Key technical insights emerge from the study. First, PET/CT images contain quantitative biomarkers (e.g., standardized uptake values) that must be aligned with textual expressions; incorporating a multimodal loss that explicitly penalizes mismatches between image‑derived metrics and report numbers improves convergence. Second, for low‑resource languages, direct pre‑training on native text outperforms translation‑based pipelines, underscoring the value of native‑language corpora. Third, conventional NLP metrics (BLEU, ROUGE) inadequately capture clinical relevance; the authors propose structured clinical evaluation (e.g., TNM staging alignment) as a more meaningful benchmark.

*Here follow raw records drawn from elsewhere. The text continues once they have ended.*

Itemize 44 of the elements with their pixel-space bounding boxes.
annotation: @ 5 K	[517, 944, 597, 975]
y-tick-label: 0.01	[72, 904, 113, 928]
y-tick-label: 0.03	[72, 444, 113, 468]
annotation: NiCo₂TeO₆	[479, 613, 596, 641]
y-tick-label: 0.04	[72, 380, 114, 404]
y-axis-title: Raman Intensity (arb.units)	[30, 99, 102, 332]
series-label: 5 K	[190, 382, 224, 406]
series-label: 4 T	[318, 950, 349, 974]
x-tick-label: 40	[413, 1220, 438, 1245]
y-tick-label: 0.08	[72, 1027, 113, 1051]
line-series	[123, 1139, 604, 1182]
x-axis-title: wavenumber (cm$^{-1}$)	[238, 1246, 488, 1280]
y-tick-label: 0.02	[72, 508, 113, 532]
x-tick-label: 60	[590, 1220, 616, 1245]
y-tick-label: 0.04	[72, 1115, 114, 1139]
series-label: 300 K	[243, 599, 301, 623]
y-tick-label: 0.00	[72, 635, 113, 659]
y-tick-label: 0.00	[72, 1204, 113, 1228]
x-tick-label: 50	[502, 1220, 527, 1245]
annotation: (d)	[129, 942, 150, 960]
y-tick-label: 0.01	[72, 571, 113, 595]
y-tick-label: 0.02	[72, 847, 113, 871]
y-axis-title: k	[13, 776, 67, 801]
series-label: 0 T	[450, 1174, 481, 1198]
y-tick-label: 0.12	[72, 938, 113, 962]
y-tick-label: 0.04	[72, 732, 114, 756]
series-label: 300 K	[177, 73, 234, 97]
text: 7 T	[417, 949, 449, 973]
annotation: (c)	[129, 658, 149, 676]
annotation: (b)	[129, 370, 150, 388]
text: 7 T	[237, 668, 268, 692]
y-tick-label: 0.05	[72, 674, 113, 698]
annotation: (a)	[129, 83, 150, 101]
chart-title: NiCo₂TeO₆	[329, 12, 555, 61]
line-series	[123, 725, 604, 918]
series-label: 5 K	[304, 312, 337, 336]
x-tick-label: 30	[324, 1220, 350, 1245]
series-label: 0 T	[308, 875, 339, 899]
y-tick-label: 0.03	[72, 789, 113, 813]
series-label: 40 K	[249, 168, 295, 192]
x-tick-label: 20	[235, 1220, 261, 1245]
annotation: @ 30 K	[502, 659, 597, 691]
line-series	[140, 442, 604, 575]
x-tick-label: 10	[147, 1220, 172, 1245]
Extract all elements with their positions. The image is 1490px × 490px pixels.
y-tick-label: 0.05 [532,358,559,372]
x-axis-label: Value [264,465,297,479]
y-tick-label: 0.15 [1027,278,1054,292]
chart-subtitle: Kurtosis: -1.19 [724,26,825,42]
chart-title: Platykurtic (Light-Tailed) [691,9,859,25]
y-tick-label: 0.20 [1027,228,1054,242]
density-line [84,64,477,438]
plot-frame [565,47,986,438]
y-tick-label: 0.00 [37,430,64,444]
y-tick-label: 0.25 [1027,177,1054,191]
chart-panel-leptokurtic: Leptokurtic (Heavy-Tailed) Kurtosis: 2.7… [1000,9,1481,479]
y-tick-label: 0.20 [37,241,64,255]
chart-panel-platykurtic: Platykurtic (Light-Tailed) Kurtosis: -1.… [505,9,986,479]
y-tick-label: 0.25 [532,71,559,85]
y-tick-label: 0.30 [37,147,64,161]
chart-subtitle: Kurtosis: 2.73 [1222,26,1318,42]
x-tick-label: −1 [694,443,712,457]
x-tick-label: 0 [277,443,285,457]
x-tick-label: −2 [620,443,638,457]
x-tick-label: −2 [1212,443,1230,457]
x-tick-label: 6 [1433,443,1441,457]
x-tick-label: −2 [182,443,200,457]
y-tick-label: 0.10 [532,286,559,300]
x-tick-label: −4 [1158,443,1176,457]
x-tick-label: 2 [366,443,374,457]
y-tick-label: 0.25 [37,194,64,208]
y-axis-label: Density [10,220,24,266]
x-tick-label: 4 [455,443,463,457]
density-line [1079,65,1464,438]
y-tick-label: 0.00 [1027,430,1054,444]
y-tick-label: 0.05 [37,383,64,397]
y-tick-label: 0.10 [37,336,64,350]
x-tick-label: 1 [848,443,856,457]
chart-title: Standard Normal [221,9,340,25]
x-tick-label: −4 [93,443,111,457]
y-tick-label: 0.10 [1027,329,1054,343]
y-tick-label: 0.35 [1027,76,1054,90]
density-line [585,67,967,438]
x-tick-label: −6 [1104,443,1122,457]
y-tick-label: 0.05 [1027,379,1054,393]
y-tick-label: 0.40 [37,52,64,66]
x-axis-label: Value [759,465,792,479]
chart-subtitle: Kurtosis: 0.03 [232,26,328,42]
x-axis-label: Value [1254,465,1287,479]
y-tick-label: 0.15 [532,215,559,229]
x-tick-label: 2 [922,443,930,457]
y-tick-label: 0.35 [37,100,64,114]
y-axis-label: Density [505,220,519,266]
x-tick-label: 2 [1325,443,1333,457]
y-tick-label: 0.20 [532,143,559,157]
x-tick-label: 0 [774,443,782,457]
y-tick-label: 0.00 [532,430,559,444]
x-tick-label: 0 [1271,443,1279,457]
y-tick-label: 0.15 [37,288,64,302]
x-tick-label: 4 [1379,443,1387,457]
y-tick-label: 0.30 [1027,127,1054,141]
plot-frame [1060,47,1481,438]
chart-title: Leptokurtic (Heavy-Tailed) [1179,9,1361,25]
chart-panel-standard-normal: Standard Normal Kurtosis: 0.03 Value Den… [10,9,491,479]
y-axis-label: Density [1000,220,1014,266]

The paper also discusses limitations. The dataset originates from a single institution, which may limit demographic and scanner variability. It focuses exclusively on PET/CT, leaving other functional modalities (SPECT, PET/MRI) unexplored. The current slice‑wise approach, while increasing sample count, does not fully exploit 3‑D context; future work should investigate volumetric transformers or hybrid CNN‑Transformer architectures. Moreover, real‑world deployment will require inference speed optimization, integration with hospital PACS systems, and compliance with medical device regulations.
In conclusion, ViMed‑PET provides a much‑needed resource for multilingual, functional‑imaging‑aware vision‑language research. The accompanying augmentation strategies and expert‑validated benchmarks demonstrate that incorporating this dataset can markedly improve the performance of existing VLMs, while also revealing persistent challenges in clinical accuracy. The authors anticipate that the dataset will become a standard benchmark for future development of robust, equitable medical AI systems that serve Vietnamese‑speaking populations and potentially other low‑resource language communities.